My Murtaugh List

For those unfamiliar with the concept of a “Murtaugh List,” it’s something that was created by the (awesome) TV show “How I Met Your Mother.”  It’s similar to the “Things to Do Before You’re 30” or the “Bucket” list…but with a twist.  In the “Lethal Weapon” movies, Danny Glover’s character was called Murtaugh.  He had a recurring phrase that he used throughout the movies.  Something dramatic and cop-like would happen and he’d says he was “getting too old for this shit.”  So…the Murtaugh List is a list of shit you’re getting too old to do anymore.  Much like the “Bucket List” it seems that people getting into their 30s are the ones who are making these lists…and even though I’m a couple of weeks early, here’s the start of mine.  This can be added to, revised, or completely eliminated, as necessary.  🙂

I’m too old for THIS shit:

  1. Going to a bar and “doing shots.”  (Yes that includes Jager.  No it doesn’t include getting a whiskey on the rocks and nursing it.)
  2. Going to raves.
  3. I can’t stay in a bar until closing time, then say, “Who wants to go to the boat?”
  4. Not that I have a reason to do it anymore, since I’ve been out of college for a few years…but no more “all-nighters.”
  5. Pizza after midnight.  (The garlic makes for a bad night’s sleep.)

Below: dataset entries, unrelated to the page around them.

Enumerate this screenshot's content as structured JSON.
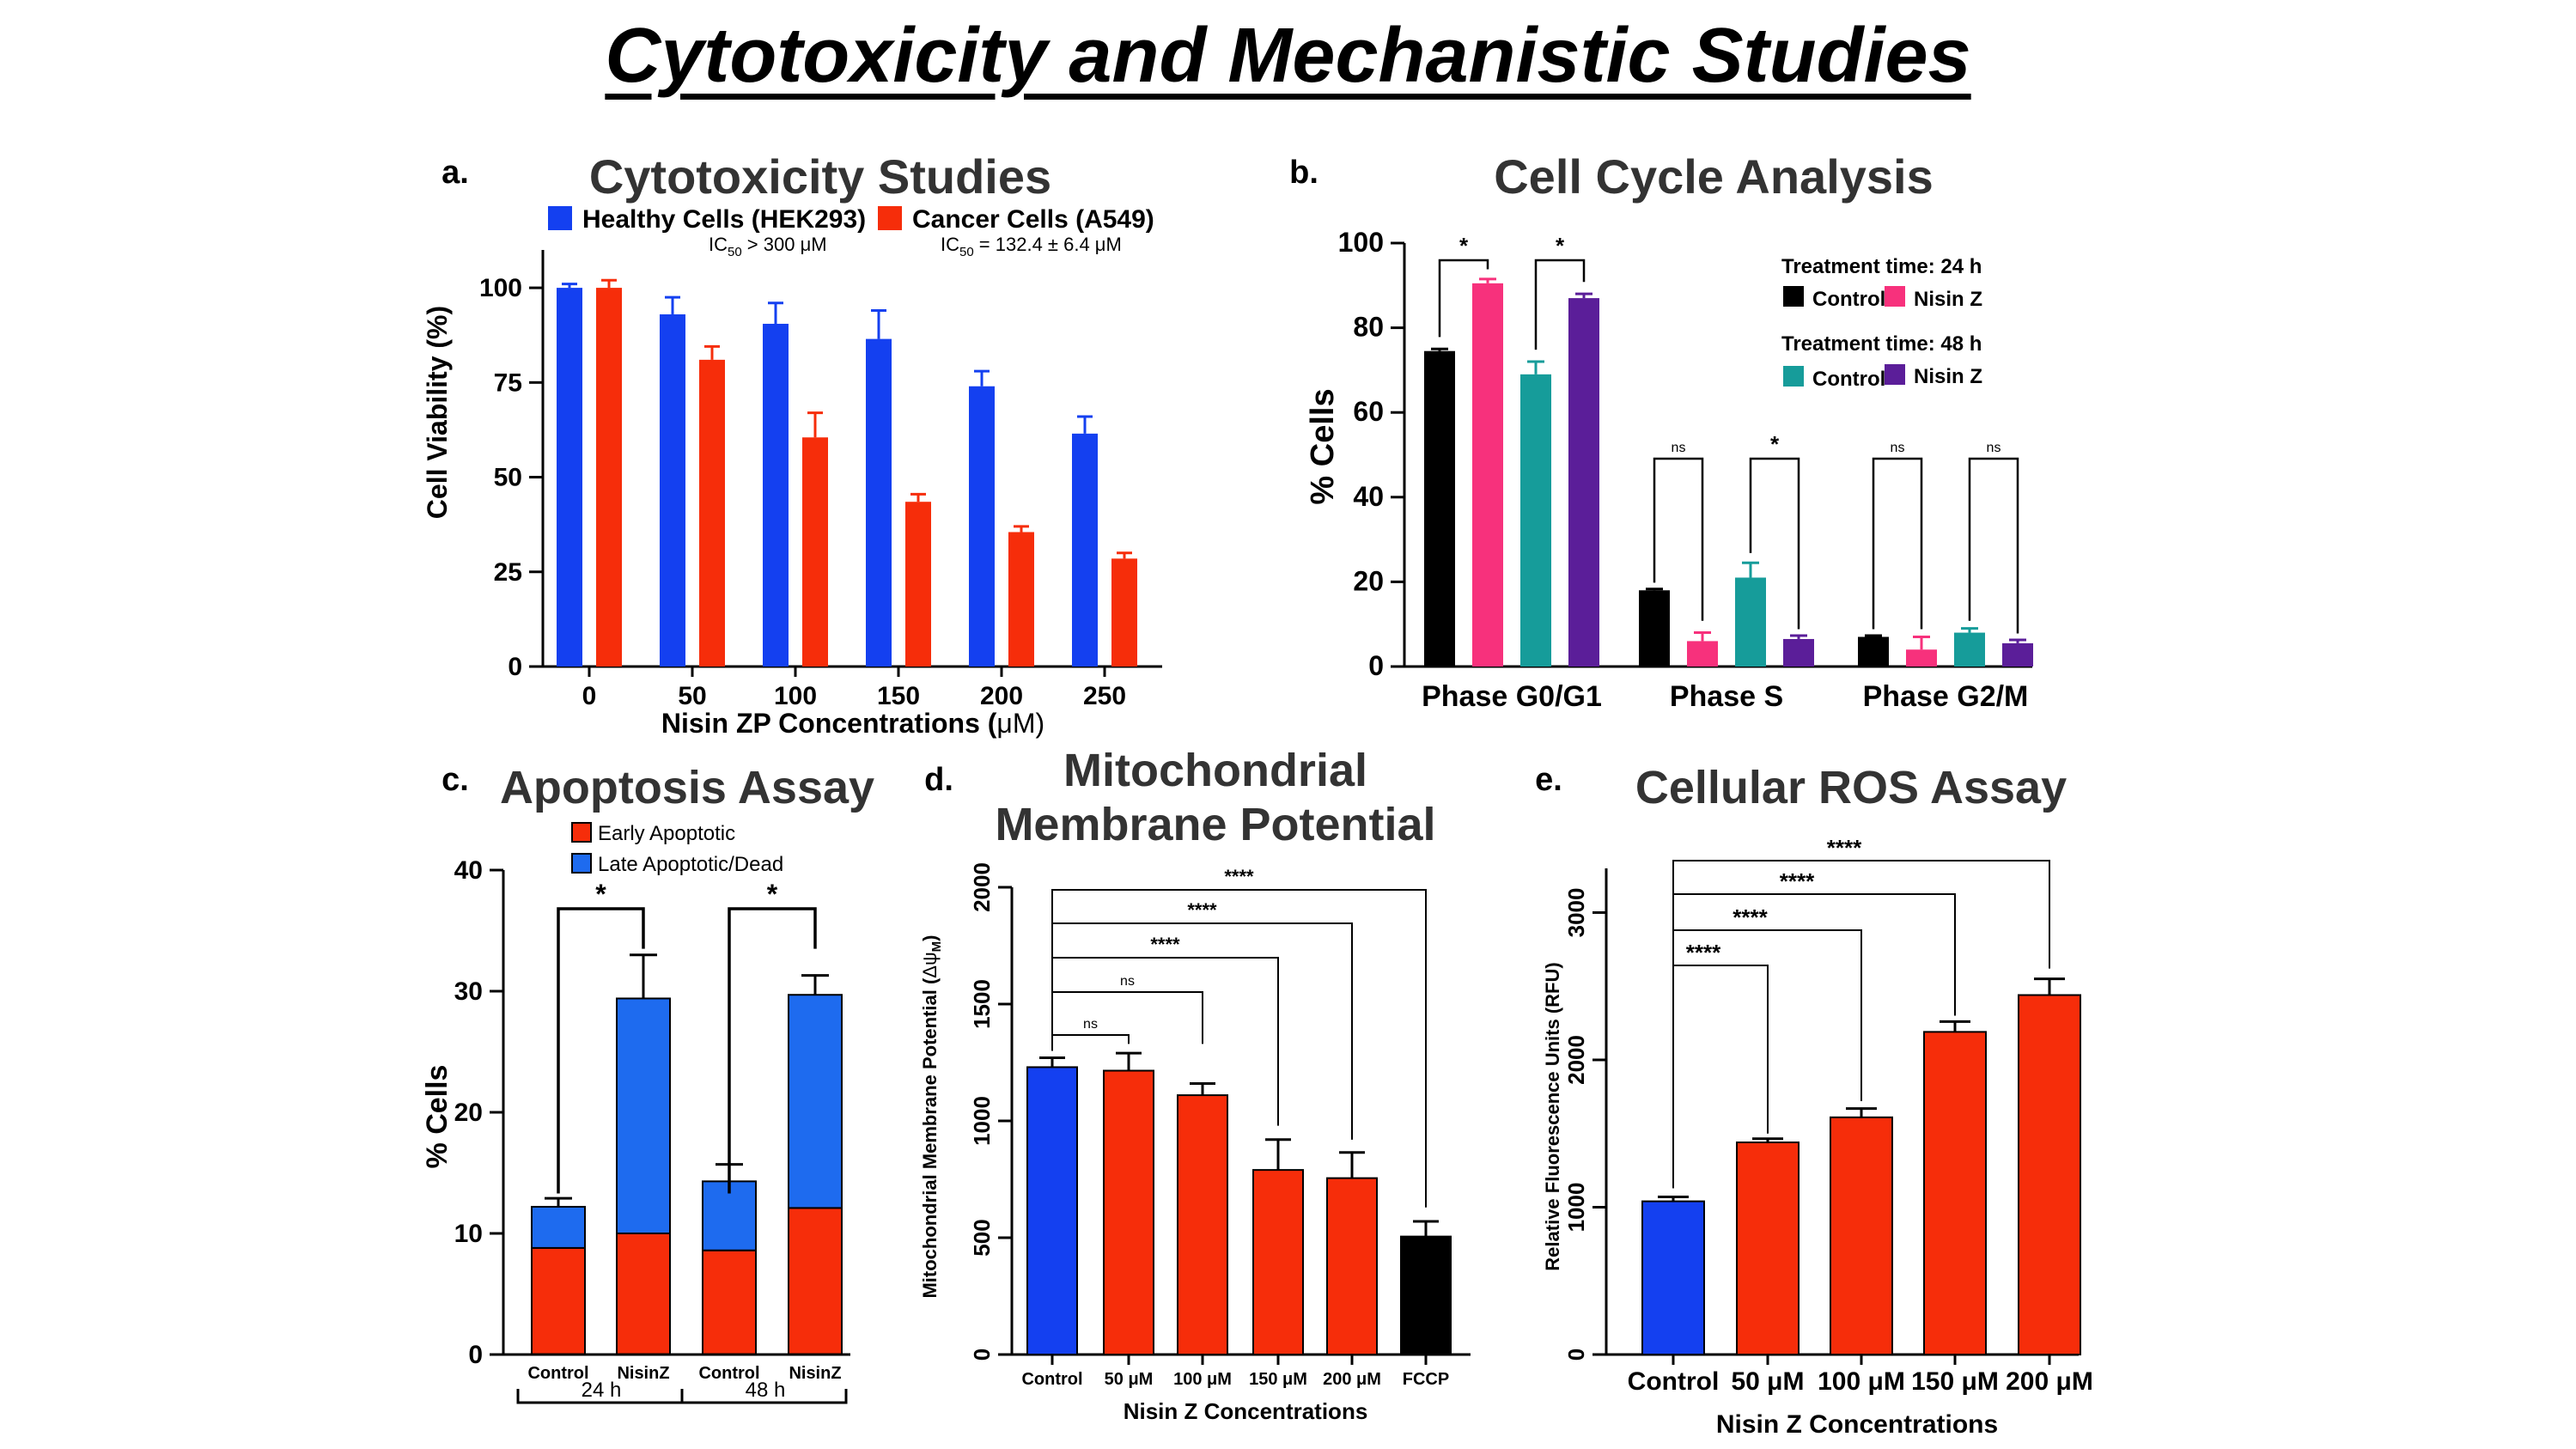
{
  "page_title": "Cytotoxicity and Mechanistic Studies",
  "colors": {
    "blue": "#1440F0",
    "red": "#F62D0A",
    "blue_light": "#1E6BEF",
    "black": "#000000",
    "pink": "#F7317C",
    "teal": "#169C9A",
    "purple": "#5B1E99"
  },
  "chart_data": [
    {
      "panel_label": "a.",
      "type": "bar",
      "title": "Cytotoxicity Studies",
      "xlabel_main": "Nisin ZP Concentrations (",
      "xlabel_mu": "μ",
      "xlabel_end": "M)",
      "ylabel": "Cell Viability (%)",
      "ylim": [
        0,
        110
      ],
      "yticks": [
        "0",
        "25",
        "50",
        "75",
        "100"
      ],
      "categories": [
        "0",
        "50",
        "100",
        "150",
        "200",
        "250"
      ],
      "series": [
        {
          "name": "Healthy Cells (HEK293)",
          "values": [
            100,
            93,
            90.5,
            86.5,
            74,
            61.5
          ],
          "errors": [
            1,
            4.5,
            5.5,
            7.5,
            4,
            4.5
          ]
        },
        {
          "name": "Cancer Cells (A549)",
          "values": [
            100,
            81,
            60.5,
            43.5,
            35.5,
            28.5
          ],
          "errors": [
            2,
            3.5,
            6.5,
            2,
            1.5,
            1.5
          ]
        }
      ],
      "ic50_notes": [
        {
          "prefix": "IC",
          "sub": "50",
          "rest": " > 300 μM"
        },
        {
          "prefix": "IC",
          "sub": "50",
          "rest": " = 132.4 ± 6.4 μM"
        }
      ]
    },
    {
      "panel_label": "b.",
      "type": "bar",
      "title": "Cell Cycle Analysis",
      "ylabel": "% Cells",
      "ylim": [
        0,
        100
      ],
      "yticks": [
        "0",
        "20",
        "40",
        "60",
        "80",
        "100"
      ],
      "categories": [
        "Phase G0/G1",
        "Phase S",
        "Phase G2/M"
      ],
      "legend_heading_24h": "Treatment time: 24 h",
      "legend_heading_48h": "Treatment time: 48 h",
      "series": [
        {
          "name": "Control",
          "time": "24 h",
          "values": [
            74.5,
            18,
            7
          ],
          "errors": [
            0.5,
            0.3,
            0.3
          ]
        },
        {
          "name": "Nisin Z",
          "time": "24 h",
          "values": [
            90.5,
            6,
            4
          ],
          "errors": [
            1,
            2,
            3
          ]
        },
        {
          "name": "Control",
          "time": "48 h",
          "values": [
            69,
            21,
            8
          ],
          "errors": [
            3,
            3.5,
            1
          ]
        },
        {
          "name": "Nisin Z",
          "time": "48 h",
          "values": [
            87,
            6.5,
            5.5
          ],
          "errors": [
            1,
            0.8,
            0.8
          ]
        }
      ],
      "significance": [
        "*",
        "*",
        "ns",
        "*",
        "ns",
        "ns"
      ]
    },
    {
      "panel_label": "c.",
      "type": "bar",
      "stacked": true,
      "title": "Apoptosis Assay",
      "ylabel": "% Cells",
      "ylim": [
        0,
        40
      ],
      "yticks": [
        "0",
        "10",
        "20",
        "30",
        "40"
      ],
      "categories": [
        "Control",
        "NisinZ",
        "Control",
        "NisinZ"
      ],
      "groups": [
        "24 h",
        "48 h"
      ],
      "series": [
        {
          "name": "Early Apoptotic",
          "values": [
            8.8,
            10,
            8.6,
            12.1
          ],
          "errors": [
            0.6,
            0.6,
            1.7,
            1.4
          ]
        },
        {
          "name": "Late Apoptotic/Dead",
          "values": [
            3.4,
            19.4,
            5.7,
            17.6
          ],
          "errors": [
            0.7,
            3.6,
            1.4,
            1.6
          ]
        }
      ],
      "significance": [
        "*",
        "*"
      ]
    },
    {
      "panel_label": "d.",
      "type": "bar",
      "title_line1": "Mitochondrial",
      "title_line2": "Membrane Potential",
      "xlabel": "Nisin Z Concentrations",
      "ylabel_main": "Mitochondrial Membrane Potential (",
      "ylabel_symbol": "Δψ",
      "ylabel_sub": "M",
      "ylabel_end": ")",
      "ylim": [
        0,
        2000
      ],
      "yticks": [
        "0",
        "500",
        "1000",
        "1500",
        "2000"
      ],
      "categories": [
        "Control",
        "50 μM",
        "100 μM",
        "150 μM",
        "200 μM",
        "FCCP"
      ],
      "values": [
        1230,
        1215,
        1110,
        790,
        755,
        505
      ],
      "errors": [
        40,
        75,
        50,
        130,
        110,
        65
      ],
      "bar_colors": [
        "blue",
        "red",
        "red",
        "red",
        "red",
        "black"
      ],
      "significance": [
        "ns",
        "ns",
        "****",
        "****",
        "****"
      ]
    },
    {
      "panel_label": "e.",
      "type": "bar",
      "title": "Cellular ROS Assay",
      "xlabel": "Nisin Z Concentrations",
      "ylabel": "Relative Fluorescence Units (RFU)",
      "ylim": [
        0,
        3300
      ],
      "yticks": [
        "0",
        "1000",
        "2000",
        "3000"
      ],
      "categories": [
        "Control",
        "50 μM",
        "100 μM",
        "150 μM",
        "200 μM"
      ],
      "values": [
        1040,
        1440,
        1610,
        2190,
        2440
      ],
      "errors": [
        30,
        25,
        60,
        70,
        110
      ],
      "bar_colors": [
        "blue",
        "red",
        "red",
        "red",
        "red"
      ],
      "significance": [
        "****",
        "****",
        "****",
        "****"
      ]
    }
  ]
}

  6. Pressuring my friends to help me move.  (If you’re in your 30s and can’t afford to HIRE movers, kill yourself.)
  7. Trampolines.
  8. Picket something.  (Regardless of age, that’s just for hippies and idiots…no picketing has ever changed anything anyway.  And yes, I’m including striking unions in that.)
  9. Stand outside waiting for a record store to open to pick up a new release.

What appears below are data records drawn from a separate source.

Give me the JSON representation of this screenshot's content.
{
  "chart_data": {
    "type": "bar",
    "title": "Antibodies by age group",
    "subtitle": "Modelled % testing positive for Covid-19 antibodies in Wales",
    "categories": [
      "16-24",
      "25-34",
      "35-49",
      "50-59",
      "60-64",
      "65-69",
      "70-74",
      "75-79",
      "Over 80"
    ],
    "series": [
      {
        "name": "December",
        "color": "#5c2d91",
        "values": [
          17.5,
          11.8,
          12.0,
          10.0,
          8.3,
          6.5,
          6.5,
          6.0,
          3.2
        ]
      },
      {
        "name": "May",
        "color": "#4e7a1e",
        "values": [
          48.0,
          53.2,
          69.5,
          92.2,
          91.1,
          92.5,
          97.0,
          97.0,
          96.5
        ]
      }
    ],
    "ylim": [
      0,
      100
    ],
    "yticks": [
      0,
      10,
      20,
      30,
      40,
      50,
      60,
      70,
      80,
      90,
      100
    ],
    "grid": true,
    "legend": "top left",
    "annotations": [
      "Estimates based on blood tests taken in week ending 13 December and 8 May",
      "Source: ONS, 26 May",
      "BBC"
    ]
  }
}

  10. See anything of the ‘Twilight’ or ‘Potter’ genre in the theatre.  (This one may be revised, should I ever have children or accompany any nieces or nephews to such movies.)

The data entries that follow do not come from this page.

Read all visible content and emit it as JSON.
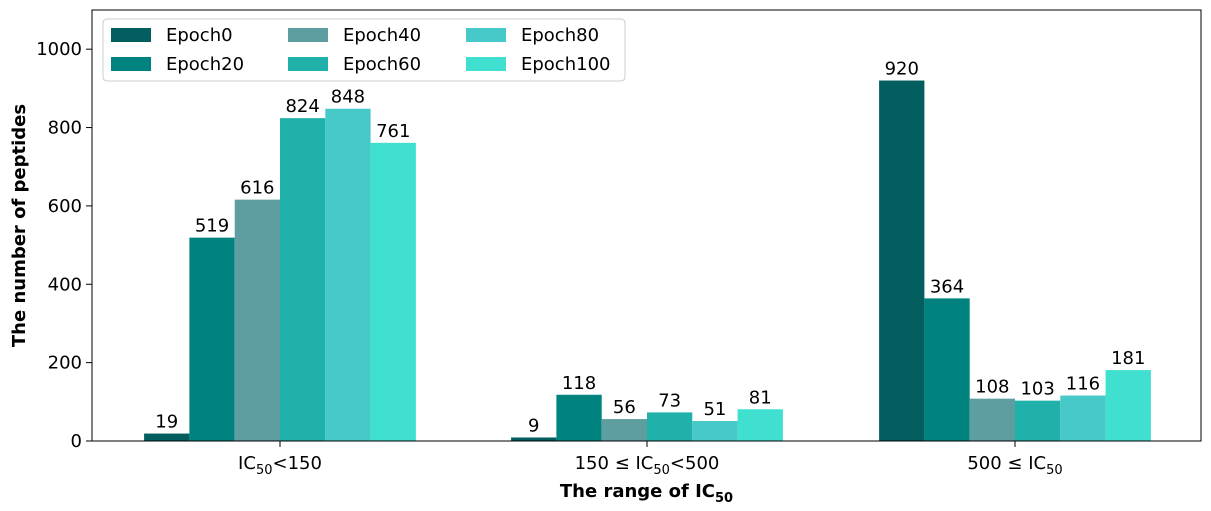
{
  "chart_data": {
    "type": "bar",
    "title": "",
    "xlabel": "The range of IC",
    "xlabel_sub": "50",
    "ylabel": "The number of peptides",
    "ylim": [
      0,
      1100
    ],
    "yticks": [
      0,
      200,
      400,
      600,
      800,
      1000
    ],
    "grid": false,
    "legend_position": "top-left",
    "categories": [
      {
        "pre": "IC",
        "sub": "50",
        "post": "<150"
      },
      {
        "pre": "150 ≤ IC",
        "sub": "50",
        "post": "<500"
      },
      {
        "pre": "500 ≤ IC",
        "sub": "50",
        "post": ""
      }
    ],
    "series": [
      {
        "name": "Epoch0",
        "color": "#035f5f",
        "values": [
          19,
          9,
          920
        ]
      },
      {
        "name": "Epoch20",
        "color": "#00837e",
        "values": [
          519,
          118,
          364
        ]
      },
      {
        "name": "Epoch40",
        "color": "#5f9ea0",
        "values": [
          616,
          56,
          108
        ]
      },
      {
        "name": "Epoch60",
        "color": "#20b2aa",
        "values": [
          824,
          73,
          103
        ]
      },
      {
        "name": "Epoch80",
        "color": "#48c9c9",
        "values": [
          848,
          51,
          116
        ]
      },
      {
        "name": "Epoch100",
        "color": "#40e0d0",
        "values": [
          761,
          81,
          181
        ]
      }
    ]
  }
}
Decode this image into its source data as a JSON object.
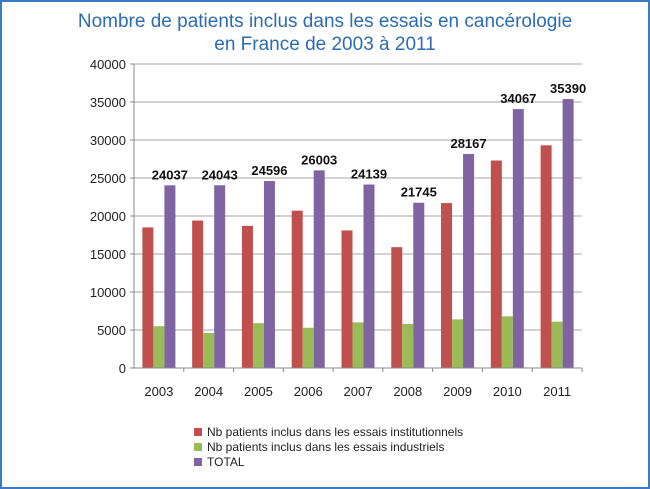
{
  "chart_data": {
    "type": "bar",
    "title": "Nombre de patients inclus dans les essais en cancérologie en France de 2003 à 2011",
    "title_lines": [
      "Nombre de patients inclus dans les essais en cancérologie",
      "en France de 2003 à 2011"
    ],
    "categories": [
      "2003",
      "2004",
      "2005",
      "2006",
      "2007",
      "2008",
      "2009",
      "2010",
      "2011"
    ],
    "series": [
      {
        "name": "Nb patients inclus dans les essais institutionnels",
        "color": "#c0504d",
        "values": [
          18500,
          19400,
          18700,
          20700,
          18100,
          15900,
          21700,
          27300,
          29300
        ]
      },
      {
        "name": "Nb patients inclus dans les essais industriels",
        "color": "#9bbb59",
        "values": [
          5500,
          4600,
          5900,
          5300,
          6000,
          5800,
          6400,
          6800,
          6100
        ]
      },
      {
        "name": "TOTAL",
        "color": "#8064a2",
        "values": [
          24037,
          24043,
          24596,
          26003,
          24139,
          21745,
          28167,
          34067,
          35390
        ],
        "data_labels": [
          "24037",
          "24043",
          "24596",
          "26003",
          "24139",
          "21745",
          "28167",
          "34067",
          "35390"
        ]
      }
    ],
    "y_ticks": [
      "0",
      "5000",
      "10000",
      "15000",
      "20000",
      "25000",
      "30000",
      "35000",
      "40000"
    ],
    "ylim": [
      0,
      40000
    ],
    "xlabel": "",
    "ylabel": "",
    "grid": true,
    "legend": "bottom"
  }
}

  11. Wear those shorts that are almost pants…or pants that are almost shorts…whatever…
  12. Skateboards.  (With apologies to Tony Hawk and Jason Lee.)
  13. Buy any new gaming system.  (However, it is still acceptable for me to play an occasional game online, via CD-Rom, or in a bar if they’ve got some kind of arcade game in there.)
  14. Hang out anywhere NEAR a schoolyard.  (It’s just creepy…)

…and I’m sure there’ll be more later…or possibly less.  I might end up at a casino at 3 am some night and regret #3.